Future research can focus on the top-rated apps found in this study to determine effectiveness in therapy. It is important to understand the implications a high-quality app can have as a complement to the occupational therapy services provided to a patient. Investigating whether or not utilizing mobile apps in clinical settings is helpful to the overall rehabilitation of a patient is crucial. These apps could also be compared in different settings to examine if some mobile apps are best suited for 1 setting instead of another. In addition, it is important to determine if using higher rated apps results in increased occupational therapy gains. As the overall goal is to benefit the OTs and the patients receiving therapy, future research is needed to understand if the quality of the app is directly related to how well a patient does in therapy. The evidence supporting the effectiveness of using higher quality apps has been addressed minimally in research. Understanding the effectiveness of high-quality apps compared with low-quality apps could inform practitioner’s decisions about using mHealth apps in therapy.
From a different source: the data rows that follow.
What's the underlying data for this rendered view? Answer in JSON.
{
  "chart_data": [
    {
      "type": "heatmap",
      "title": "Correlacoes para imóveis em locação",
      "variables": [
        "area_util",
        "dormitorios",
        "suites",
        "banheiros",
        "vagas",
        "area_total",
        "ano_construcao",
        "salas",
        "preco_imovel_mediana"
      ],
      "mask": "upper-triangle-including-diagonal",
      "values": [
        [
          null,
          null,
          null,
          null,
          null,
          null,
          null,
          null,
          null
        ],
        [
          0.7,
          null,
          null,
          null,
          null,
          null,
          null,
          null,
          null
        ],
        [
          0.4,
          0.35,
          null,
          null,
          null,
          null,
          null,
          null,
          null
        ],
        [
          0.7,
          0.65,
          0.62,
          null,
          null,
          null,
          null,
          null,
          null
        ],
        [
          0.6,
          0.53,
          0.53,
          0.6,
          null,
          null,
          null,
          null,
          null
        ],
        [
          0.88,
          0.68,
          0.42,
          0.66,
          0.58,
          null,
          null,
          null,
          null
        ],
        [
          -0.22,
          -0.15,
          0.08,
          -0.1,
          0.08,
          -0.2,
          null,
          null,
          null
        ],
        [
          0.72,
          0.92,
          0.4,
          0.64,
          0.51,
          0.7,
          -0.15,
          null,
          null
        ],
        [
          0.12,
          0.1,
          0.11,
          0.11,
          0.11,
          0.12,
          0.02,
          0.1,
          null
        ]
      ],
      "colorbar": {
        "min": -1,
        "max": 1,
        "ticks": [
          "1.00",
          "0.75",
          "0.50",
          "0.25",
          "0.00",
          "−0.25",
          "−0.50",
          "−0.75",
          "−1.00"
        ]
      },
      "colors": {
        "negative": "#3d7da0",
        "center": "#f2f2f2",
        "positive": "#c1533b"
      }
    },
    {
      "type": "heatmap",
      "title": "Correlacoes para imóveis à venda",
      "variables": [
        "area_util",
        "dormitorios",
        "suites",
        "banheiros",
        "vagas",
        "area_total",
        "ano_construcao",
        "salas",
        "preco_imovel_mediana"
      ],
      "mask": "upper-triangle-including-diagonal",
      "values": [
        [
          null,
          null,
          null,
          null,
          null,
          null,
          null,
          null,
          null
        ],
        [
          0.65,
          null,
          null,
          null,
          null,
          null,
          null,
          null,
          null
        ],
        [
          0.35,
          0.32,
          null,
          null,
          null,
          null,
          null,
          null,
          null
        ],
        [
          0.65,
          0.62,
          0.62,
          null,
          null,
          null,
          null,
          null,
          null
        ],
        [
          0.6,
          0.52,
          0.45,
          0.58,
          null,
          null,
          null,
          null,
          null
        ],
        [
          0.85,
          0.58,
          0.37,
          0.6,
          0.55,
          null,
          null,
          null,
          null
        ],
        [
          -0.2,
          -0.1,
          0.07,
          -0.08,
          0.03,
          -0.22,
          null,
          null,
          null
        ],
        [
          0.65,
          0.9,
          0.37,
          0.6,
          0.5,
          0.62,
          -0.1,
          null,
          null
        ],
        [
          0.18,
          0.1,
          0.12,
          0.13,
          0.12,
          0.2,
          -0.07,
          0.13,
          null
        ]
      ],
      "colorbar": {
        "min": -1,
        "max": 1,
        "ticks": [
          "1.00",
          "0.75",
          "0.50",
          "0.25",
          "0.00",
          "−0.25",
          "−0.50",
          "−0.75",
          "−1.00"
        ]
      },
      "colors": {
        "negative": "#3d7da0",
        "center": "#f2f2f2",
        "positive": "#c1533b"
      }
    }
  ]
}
Furthermore, qualities of apps that ranked higher could be used to improve existing apps or help with the development of new ones. As apps in this study scored lowest in engagement, focusing on improving engagement among existing apps could be a good place to start. Future apps could learn from this research by ensuring user engagement is prioritized during the development phase. In addition, this study can be used as a guide for using uMARS for future evaluations of apps utilized in occupational therapy clinical settings. In this way, OTs will have access to a validated tool to help them choose high-quality apps to use for their specific patient population.